Post.objects.annotate(total_comments=models.Count('*')).filter(
    comment__in=models.Subquery(
        Comment.objects.filter(
            post=models.OuterRef('id'),
            commentreaction__emoji='L'
        ).only('id')
    ),

    total_comments__gte=3
)

In this case, there is no difference between using models.Count('*') and models.Count('comment') in terms of joins, because the filter that comes after it causes a join to the comment table anyway; however, as we discussed above, if we use models.Count('comment') but annotate() comes before filter(), then we wouldn't get the right result, because Django would make a separate join to the comment table to count all the comments, rather than only those that pass the filter.

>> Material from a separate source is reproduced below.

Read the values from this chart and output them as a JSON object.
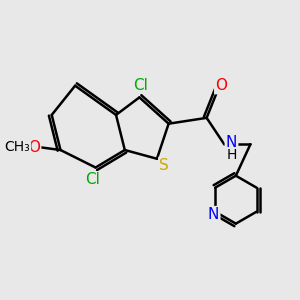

So, one can still use models.Count('comment') in the above code as well (which is unnecessary), but they would have to switch the places of annotate() and filter(). But total_comments is a value that is introduced by annotate(), so we cannot use it before annotate(). Thus, we have to add another filter() after annotate() that does the filter on total_comments. This doesn't cause a problem for filter()/annotate() order, because the filter() that uses the to-many relation comment still comes before the annotate() that uses it:

Post.objects.filter(
    comment__in=models.Subquery(
        Comment.objects.filter(
            post=models.OuterRef('id'),
            commentreaction__emoji='L'
        ).only('id')
    ),
).annotate(total_comments=models.Count('*')).filter(
    total_comments__gte=3
)

Phew!

Finally ...

What is the point of this heck ton of details? I think it's worth going through at least once. You don't really need to remember all of this. What you need to be able to do is inferring these based on the code, its query and Django's docs. If you want to see the query of a queryset, simply use the query attribute on it:

print(Post.objects.filter(title='Post 1').query)

Sorry if my language gets repetitive in certain points, but I think when it comes to technical details, repetitive language is better than ambiguous language. That's why you might see some words being overused.